Homicides in the U.S. in 2020 increased nearly 30% over the previous year according to new FBI figures and St. Louis City is reportedly the U.S. city with the highest murder rate.
St. Louis City had 263 homicides in 2020 with a homicide rate of 87 per 100,000 people.
The murder rate hit a 50-year high for the city but fell short of its all-time record of total homicides of 267 in 1993. The city’s population has declined since 1993 so the homicide rate was higher in 2020.
It’s not just murders, nationwide violent crimes in 2020 went up by a more moderate 5.6% over the previous year. In St. Louis, the increase was less than the national average at 3.8%.
Dr. Richard Rosenfeld, a criminology professor at the University of Missouri- St. Louis, points out that while the homicide and violent crime rate are up, those crimes are rare. He stressed it is important to note the rate of other, more common crimes dropped.
The FBI data shows property crimes continued a nearly two-decade decline, falling 7.8% between 2019 and 2020. St. Louis saw a 6.3% drop in those types of crimes as well.
Dr. Roenfeld actually makes a perfectly valid point.
Few people deal with homicide in their lifetimes at all, but most will be the victim of some form of theft and those rates are declining, so that’s a very good thing.
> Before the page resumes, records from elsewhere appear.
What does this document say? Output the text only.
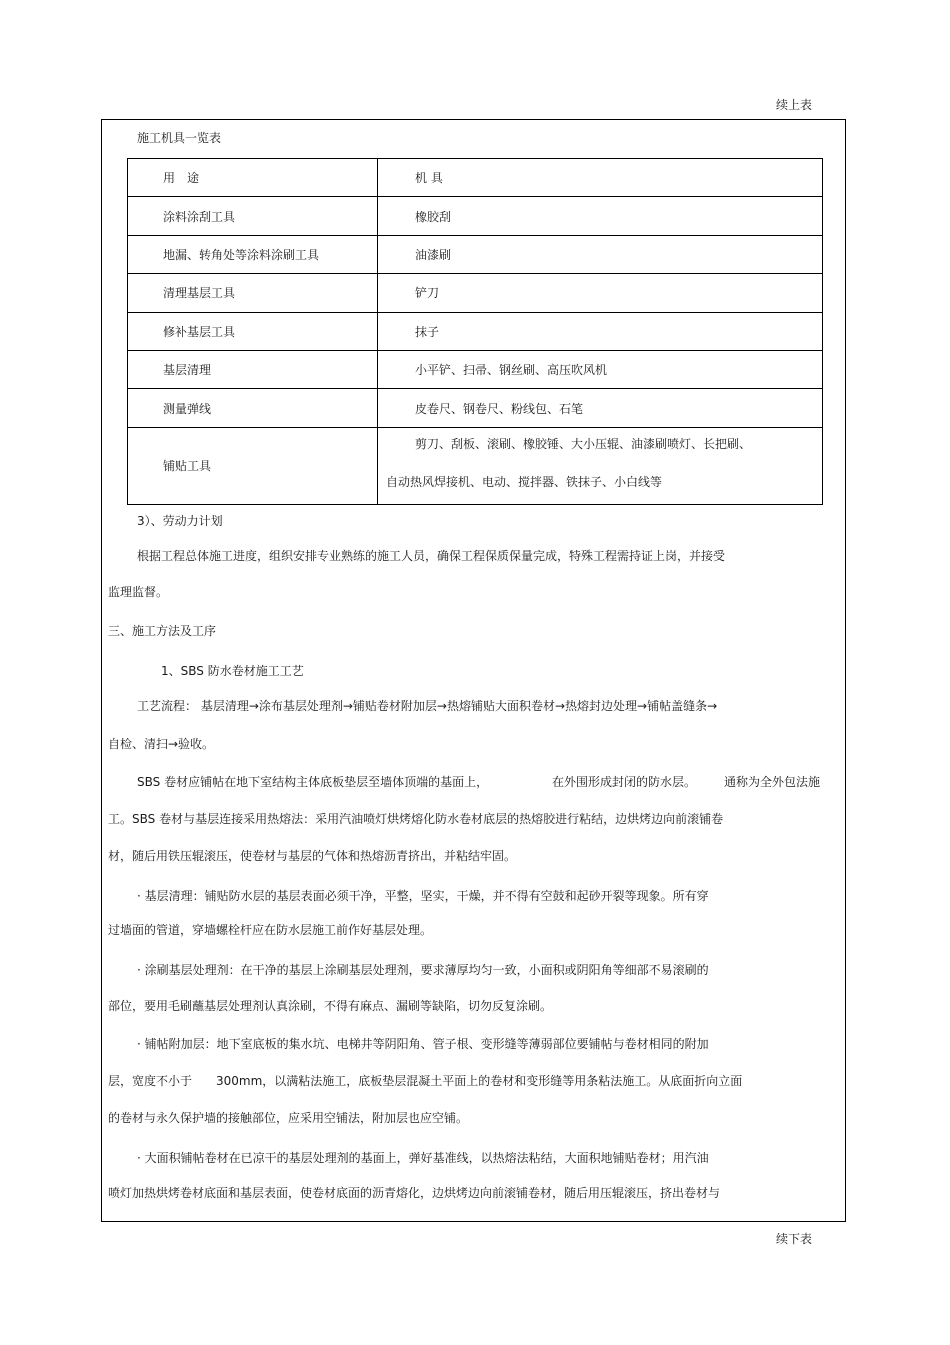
续上表
施工机具一览表
用　途	机 具

涂料涂刮工具	橡胶刮

地漏、转角处等涂料涂刷工具	油漆刷

清理基层工具	铲刀

修补基层工具	抹子

基层清理	小平铲、扫帚、钢丝刷、高压吹风机

测量弹线	皮卷尺、钢卷尺、粉线包、石笔

铺贴工具	剪刀、刮板、滚刷、橡胶锤、大小压辊、油漆刷喷灯、长把刷、
自动热风焊接机、电动、搅拌器、铁抹子、小白线等
3）、劳动力计划
根据工程总体施工进度，组织安排专业熟练的施工人员，确保工程保质保量完成，特殊工程需持证上岗，并接受
监理监督。
三、施工方法及工序
1、SBS 防水卷材施工工艺
工艺流程： 基层清理→涂布基层处理剂→铺贴卷材附加层→热熔铺贴大面积卷材→热熔封边处理→铺帖盖缝条→
自检、清扫→验收。
SBS 卷材应铺帖在地下室结构主体底板垫层至墙体顶端的基面上，	在外围形成封闭的防水层。 通称为全外包法施
工。SBS 卷材与基层连接采用热熔法：采用汽油喷灯烘烤熔化防水卷材底层的热熔胶进行粘结，边烘烤边向前滚铺卷
材，随后用铁压辊滚压，使卷材与基层的气体和热熔沥青挤出，并粘结牢固。
· 基层清理：铺贴防水层的基层表面必须干净，平整，坚实，干燥，并不得有空鼓和起砂开裂等现象。所有穿
过墙面的管道，穿墙螺栓杆应在防水层施工前作好基层处理。
· 涂刷基层处理剂：在干净的基层上涂刷基层处理剂，要求薄厚均匀一致，小面积或阴阳角等细部不易滚刷的
部位，要用毛刷蘸基层处理剂认真涂刷，不得有麻点、漏刷等缺陷，切勿反复涂刷。
· 铺帖附加层：地下室底板的集水坑、电梯井等阴阳角、管子根、变形缝等薄弱部位要铺帖与卷材相同的附加
层，宽度不小于 300mm，以满粘法施工，底板垫层混凝土平面上的卷材和变形缝等用条粘法施工。从底面折向立面
的卷材与永久保护墙的接触部位，应采用空铺法，附加层也应空铺。
· 大面积铺帖卷材在已凉干的基层处理剂的基面上，弹好基准线，以热熔法粘结，大面积地铺贴卷材；用汽油
喷灯加热烘烤卷材底面和基层表面，使卷材底面的沥青熔化，边烘烤边向前滚铺卷材，随后用压辊滚压，挤出卷材与
续下表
Yet people don’t rest easy because they no longer need to be concerned if their lawnmower is going to get stolen. They get jumpy about things like murders and violent crime in general, and those rates are going up.
Some will likely use this to point out that due to preemption laws in Missouri, the city of St. Louis can’t really do anything about violent crime. That, of course, is a cop-out. After all, if the lack of local gun control were the problem, every city in Missouri would be damn near as bad as St. Louis. It’s not.
What happens is that you congregate a lot of people in a fairly small amount of space and they’re going to find excuses to clear out the competition for resources. I suspect it’s something bred into our evolution to some degree as a way to prevent resources from being stripped from an area too quickly or something, though I have absolutely zero evidence for that.
Regardless, stuff like this is an issue in larger urban areas, not rural parts of the state, which tells me there’s something about the cities that’s the issue.
It’s not the lack of gun control, it’s the cities themselves that appear to be the problem.
Besides, I’m sure next year it’ll be Chicago or Baltimore again and St. Louis will be down the list a notch or two, all without any changes in the laws.
Unfortunately, this blind focus on gun control means no one is interested in looking a little deeper so as to find out the truth of these things.